So, to “Groundhopping”. In another great piece on “If This Is Football“, the subject of groundhopping has come up. Groundhoppers are the football equivalent of trainspotters. Rather than supporting any particular club, they go from ground to ground (hence the name), chalking up a list of football stadia visited. The 92 Club, an august body of people that have visited each of the 92 grounds of the Football League, was founded in 1966, and according to their Wiki entry, they now have over a thousand members. Of course, joining The 92 Club isn’t quite as easy as it used to be, with a couple of clubs moving grounds each season, and potentially two new clubs joining from the Nationwide Conference each season, but obviously it’s no longer an exclusive pursuit. To get their kicks nowadays, hardcore groundhoppers are visiting more and more obscure stadia and travelling abroad more and more.

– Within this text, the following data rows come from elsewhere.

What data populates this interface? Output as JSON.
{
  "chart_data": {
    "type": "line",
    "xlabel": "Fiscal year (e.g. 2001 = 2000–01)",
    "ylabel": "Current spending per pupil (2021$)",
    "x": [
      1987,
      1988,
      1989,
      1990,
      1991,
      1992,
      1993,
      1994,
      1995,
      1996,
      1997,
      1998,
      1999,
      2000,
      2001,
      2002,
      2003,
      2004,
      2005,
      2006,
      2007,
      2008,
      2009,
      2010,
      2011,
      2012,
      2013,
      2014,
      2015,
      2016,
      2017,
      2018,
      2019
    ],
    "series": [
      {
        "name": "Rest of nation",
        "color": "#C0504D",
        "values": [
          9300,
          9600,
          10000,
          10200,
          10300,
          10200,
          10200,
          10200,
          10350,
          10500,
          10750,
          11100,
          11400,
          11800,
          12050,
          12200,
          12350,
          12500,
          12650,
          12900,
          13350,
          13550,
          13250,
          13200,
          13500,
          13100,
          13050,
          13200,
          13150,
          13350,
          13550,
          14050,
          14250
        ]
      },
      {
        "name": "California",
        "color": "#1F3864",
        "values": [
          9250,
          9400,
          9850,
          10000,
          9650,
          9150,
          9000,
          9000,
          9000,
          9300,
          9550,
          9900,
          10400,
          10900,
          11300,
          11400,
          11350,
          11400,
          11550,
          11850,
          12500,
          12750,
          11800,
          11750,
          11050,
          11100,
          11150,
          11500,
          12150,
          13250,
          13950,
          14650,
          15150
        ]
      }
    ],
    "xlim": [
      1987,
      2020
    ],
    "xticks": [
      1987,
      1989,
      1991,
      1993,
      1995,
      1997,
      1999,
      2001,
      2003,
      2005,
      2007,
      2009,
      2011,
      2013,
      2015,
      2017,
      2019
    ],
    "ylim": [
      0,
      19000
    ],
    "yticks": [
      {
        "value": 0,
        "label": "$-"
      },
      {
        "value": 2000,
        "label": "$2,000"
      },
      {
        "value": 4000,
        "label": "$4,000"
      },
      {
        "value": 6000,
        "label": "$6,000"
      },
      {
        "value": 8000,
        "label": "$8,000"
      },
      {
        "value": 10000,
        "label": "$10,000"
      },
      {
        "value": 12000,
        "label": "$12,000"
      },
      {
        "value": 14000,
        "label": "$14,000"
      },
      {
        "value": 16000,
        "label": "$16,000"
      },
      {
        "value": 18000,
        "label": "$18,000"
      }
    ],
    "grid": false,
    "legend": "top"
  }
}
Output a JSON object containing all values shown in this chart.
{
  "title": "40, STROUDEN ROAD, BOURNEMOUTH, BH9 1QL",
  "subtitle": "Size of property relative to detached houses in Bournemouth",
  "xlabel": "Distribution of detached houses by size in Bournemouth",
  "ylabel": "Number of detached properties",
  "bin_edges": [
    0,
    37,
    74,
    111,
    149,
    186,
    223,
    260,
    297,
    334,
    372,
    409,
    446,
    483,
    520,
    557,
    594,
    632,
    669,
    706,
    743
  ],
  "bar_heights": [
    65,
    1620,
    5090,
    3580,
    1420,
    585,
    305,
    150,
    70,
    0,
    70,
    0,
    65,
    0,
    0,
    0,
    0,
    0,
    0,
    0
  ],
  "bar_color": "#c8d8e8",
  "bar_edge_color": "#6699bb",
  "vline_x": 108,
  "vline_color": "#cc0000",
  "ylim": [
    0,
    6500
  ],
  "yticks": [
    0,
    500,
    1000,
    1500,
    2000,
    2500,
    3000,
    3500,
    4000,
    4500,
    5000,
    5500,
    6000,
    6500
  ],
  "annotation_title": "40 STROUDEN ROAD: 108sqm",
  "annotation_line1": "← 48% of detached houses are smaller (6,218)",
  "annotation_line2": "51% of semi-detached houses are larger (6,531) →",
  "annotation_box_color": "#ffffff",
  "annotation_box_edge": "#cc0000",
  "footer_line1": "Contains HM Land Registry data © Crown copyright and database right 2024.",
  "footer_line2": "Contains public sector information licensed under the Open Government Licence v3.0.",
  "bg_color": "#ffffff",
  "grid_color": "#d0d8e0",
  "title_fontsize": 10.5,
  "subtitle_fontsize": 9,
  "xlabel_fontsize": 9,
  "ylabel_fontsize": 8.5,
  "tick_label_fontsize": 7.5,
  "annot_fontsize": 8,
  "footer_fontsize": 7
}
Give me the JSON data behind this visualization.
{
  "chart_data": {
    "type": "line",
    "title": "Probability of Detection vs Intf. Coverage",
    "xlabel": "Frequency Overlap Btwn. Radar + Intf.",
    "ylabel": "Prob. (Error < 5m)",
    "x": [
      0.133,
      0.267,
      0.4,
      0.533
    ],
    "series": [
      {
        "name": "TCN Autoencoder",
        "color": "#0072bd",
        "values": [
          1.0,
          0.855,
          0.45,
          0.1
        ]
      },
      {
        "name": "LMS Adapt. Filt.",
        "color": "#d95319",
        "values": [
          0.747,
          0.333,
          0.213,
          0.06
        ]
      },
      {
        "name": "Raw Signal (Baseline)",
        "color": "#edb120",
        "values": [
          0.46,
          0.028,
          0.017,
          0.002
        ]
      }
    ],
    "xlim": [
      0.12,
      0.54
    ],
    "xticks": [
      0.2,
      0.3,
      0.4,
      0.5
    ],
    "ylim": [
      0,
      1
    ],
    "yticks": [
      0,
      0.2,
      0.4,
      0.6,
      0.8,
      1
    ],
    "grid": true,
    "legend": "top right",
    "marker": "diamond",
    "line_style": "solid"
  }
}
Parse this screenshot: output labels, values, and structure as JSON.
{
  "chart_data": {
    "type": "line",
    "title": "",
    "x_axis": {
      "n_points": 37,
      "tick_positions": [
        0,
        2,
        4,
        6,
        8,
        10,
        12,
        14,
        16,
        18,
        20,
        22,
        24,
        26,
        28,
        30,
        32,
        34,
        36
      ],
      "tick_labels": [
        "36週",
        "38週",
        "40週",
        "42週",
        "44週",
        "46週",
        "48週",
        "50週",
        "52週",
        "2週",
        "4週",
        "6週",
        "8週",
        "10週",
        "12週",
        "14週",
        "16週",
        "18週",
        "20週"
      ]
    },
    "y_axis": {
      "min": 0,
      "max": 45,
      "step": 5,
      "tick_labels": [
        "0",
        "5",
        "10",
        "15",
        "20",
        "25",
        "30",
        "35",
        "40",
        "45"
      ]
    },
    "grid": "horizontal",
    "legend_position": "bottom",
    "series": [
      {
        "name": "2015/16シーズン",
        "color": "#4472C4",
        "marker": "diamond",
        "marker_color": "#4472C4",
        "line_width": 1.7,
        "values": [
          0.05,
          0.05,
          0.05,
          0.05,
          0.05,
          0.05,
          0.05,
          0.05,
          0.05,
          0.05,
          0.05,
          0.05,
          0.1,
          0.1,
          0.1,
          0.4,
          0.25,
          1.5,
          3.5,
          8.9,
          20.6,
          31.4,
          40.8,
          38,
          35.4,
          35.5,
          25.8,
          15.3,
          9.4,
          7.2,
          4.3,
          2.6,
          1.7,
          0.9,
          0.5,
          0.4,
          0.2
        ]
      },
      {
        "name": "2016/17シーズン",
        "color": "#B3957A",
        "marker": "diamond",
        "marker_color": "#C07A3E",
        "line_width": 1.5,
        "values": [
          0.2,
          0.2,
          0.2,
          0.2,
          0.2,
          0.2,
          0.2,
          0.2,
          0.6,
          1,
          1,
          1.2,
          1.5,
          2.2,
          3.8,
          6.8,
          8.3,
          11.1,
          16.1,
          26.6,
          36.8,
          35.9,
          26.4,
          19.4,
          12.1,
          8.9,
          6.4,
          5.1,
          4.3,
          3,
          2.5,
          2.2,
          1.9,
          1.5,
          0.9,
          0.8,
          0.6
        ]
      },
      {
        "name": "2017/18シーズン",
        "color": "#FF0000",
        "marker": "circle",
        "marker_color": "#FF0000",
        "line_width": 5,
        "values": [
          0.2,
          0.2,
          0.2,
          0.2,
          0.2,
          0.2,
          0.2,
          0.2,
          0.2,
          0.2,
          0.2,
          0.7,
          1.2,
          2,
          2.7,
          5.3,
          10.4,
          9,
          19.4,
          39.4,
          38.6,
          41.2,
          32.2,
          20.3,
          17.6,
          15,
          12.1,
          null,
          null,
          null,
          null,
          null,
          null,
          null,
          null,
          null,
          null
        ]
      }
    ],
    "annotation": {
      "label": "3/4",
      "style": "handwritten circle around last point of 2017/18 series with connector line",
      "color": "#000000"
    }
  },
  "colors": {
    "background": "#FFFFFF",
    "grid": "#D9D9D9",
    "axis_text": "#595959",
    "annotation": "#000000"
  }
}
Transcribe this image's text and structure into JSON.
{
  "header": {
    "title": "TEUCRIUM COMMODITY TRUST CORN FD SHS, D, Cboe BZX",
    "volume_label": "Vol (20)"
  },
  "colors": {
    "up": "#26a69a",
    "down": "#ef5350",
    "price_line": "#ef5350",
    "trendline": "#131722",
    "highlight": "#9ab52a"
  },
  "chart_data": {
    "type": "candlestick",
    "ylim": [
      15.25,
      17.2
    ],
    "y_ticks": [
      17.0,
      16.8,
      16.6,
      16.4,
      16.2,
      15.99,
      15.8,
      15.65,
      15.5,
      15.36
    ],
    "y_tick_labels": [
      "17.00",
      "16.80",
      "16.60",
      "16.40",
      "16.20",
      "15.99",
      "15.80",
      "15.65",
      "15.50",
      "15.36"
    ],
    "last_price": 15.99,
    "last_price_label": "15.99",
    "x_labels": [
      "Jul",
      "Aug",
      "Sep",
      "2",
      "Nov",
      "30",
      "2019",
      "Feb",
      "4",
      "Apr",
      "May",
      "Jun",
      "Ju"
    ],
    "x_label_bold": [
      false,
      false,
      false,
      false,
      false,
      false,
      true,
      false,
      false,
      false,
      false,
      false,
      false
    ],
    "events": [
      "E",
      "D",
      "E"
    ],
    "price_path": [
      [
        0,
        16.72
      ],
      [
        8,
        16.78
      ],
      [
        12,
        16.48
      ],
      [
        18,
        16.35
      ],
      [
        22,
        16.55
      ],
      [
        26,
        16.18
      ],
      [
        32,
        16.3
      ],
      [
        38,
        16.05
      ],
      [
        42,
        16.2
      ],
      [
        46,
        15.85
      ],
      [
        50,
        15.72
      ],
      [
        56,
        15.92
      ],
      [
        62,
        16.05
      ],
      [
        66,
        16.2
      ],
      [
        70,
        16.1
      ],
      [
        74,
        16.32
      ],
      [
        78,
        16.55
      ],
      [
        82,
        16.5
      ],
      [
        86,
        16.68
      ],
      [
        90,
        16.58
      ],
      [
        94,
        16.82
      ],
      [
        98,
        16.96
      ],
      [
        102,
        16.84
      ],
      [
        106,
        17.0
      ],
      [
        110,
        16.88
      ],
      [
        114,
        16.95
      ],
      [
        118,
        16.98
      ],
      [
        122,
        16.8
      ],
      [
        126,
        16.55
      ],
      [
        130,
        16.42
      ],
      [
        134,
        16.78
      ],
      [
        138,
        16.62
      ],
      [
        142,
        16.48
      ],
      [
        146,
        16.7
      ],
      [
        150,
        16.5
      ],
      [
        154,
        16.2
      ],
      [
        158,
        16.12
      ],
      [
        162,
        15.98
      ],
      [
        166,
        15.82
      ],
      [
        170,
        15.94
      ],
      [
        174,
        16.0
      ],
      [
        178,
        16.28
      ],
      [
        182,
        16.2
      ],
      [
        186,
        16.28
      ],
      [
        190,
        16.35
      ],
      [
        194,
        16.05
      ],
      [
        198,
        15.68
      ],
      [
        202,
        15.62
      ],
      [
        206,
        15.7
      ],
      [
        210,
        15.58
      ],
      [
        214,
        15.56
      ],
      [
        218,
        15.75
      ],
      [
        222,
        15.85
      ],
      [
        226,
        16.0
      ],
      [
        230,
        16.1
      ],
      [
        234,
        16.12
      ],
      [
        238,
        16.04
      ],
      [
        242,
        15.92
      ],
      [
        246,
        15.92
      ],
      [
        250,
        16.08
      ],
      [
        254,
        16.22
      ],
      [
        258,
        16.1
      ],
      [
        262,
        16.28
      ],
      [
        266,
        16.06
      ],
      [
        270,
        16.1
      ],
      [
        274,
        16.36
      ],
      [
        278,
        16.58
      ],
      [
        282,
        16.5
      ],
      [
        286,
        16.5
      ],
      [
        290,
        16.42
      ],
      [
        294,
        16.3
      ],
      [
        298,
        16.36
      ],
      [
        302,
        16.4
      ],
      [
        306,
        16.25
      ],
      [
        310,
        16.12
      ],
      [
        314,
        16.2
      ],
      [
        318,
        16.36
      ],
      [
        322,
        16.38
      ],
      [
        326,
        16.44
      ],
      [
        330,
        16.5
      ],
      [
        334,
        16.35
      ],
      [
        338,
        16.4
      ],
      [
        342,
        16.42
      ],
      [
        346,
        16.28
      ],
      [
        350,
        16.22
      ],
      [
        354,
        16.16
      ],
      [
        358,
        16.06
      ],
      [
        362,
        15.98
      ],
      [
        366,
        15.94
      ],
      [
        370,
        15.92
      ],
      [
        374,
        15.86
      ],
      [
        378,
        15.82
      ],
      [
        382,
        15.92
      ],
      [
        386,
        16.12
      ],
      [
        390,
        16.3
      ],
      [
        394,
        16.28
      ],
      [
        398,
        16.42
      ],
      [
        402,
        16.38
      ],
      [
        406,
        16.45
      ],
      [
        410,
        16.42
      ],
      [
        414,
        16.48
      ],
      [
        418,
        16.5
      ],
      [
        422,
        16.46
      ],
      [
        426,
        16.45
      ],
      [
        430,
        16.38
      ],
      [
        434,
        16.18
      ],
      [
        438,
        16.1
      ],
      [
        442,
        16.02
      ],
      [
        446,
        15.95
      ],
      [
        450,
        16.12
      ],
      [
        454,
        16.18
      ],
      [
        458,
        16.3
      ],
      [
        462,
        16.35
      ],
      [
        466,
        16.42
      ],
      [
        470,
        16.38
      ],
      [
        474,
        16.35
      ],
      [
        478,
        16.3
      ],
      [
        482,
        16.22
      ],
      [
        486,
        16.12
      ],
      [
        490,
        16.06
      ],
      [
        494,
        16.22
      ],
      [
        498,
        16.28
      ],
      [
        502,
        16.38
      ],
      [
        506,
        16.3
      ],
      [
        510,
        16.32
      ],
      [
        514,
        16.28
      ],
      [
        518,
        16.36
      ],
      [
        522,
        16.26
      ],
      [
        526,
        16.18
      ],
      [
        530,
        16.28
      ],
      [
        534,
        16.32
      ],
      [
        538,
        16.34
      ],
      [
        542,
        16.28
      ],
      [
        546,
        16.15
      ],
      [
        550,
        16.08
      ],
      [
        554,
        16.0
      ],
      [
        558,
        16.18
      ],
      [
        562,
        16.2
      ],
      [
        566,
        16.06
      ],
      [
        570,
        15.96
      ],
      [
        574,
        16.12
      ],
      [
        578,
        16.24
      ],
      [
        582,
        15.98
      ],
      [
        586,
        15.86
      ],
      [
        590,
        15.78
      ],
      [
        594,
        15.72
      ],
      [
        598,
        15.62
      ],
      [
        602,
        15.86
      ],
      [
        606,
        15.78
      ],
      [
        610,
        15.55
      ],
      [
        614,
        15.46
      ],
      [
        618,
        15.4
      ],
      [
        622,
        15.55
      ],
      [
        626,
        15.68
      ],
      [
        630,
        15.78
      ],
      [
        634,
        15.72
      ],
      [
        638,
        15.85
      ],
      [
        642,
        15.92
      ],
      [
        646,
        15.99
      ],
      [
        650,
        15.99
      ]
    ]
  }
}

Of course, it’s pretty easy to mock this group of people, but I say all of the above with the full knowledge that this is something that I could quite easily do. I’ve got less and less partisan in my support as I’ve got older. I’ve enjoyed my trips to Wimbledon and Worthing as much as I have my few trips to St Albans over the last couple of years or so. Indeed, this season, more or less every match that I have been to (except for White Hart Lane and Fortress Clarence Park) has been at a ground that I’d never been to before, or to see a team that I’d barely seen before. I’m liable to kind of pick a team that I want to win before the match but, by and large, I can quite easily watch football as something approaching a neutral these days.

So, I sat here earlier this evening and drew up my own list. It doesn’t, if truth be told, contain many Football League grounds. Most of the great stadia of the world have passed me by. I included grounds that I had been to for one (or, of course, more) of the following competitions: League matches down to Step 4 (that’s the foot of the Ryman League, in case you were wondering), the FA Cup, FA Trophy and FA Vase, the World Club Cup and various County Cups. I also included a handful of grounds from Step 5 (the South Midlands League) because I at them, which I think means that they deserve inclusion. Of that list, four were abroad, twenty-three were Football League (or Premiership) grounds, and I’d played at six of them. This means that from a total of 98 football grounds that I have been to watch a match at or played at, I’ve visited 71 non-league grounds. This strikes me as an alarmingly high number. Now, admittedly two of them are the same team playing at the same place (but, as anyone else that has visited both will confirm, the old Champion Hill and new Champion Hill grounds in Dulwich are very different indeed), but it does leave me idly wondering what I’ve been doing with my time for the last twenty-five years or so. I’ve left out the less than palatial home of Wallsend Town (where I played a friendly match about three years ago) because, whilst they may well still exist, I don’t know what League they’re currently in.

There are some curious exclusions from the list. I’ve missed out on several League grounds in London – Arsenal, Brentford, QPR and West Ham United are nowhere to be seen on it – and other places of enormous significance, such as Old Trafford, St James Park and, well, in Scotland are similarly absent (I should point out that I’ve only been to Scotland once since I was about 5 years old, and Partick Thistle were away that weekend). The order of it may appear somewhat arbitrary, but this is largely because of the vagaries of my memory, the fact that I tried to list the “biggest” ones first, and the fact that I just put down all the ones that I could think of off the top of my head before looking at any lists. There is a chance that I’ve missed a couple (or even more) off my list (and cynics might even argue that I have done this on purpose to make the new Wembley number 100, which it may well turn out to be), but I have racked my brains over this for several hours now, and I don’t think that I have left any out. The full list is in the comments section. If I do happen to think of any more, I will of course add them.

Tomorrow, back to proper football. You know – insightful analysis and all that. I promise.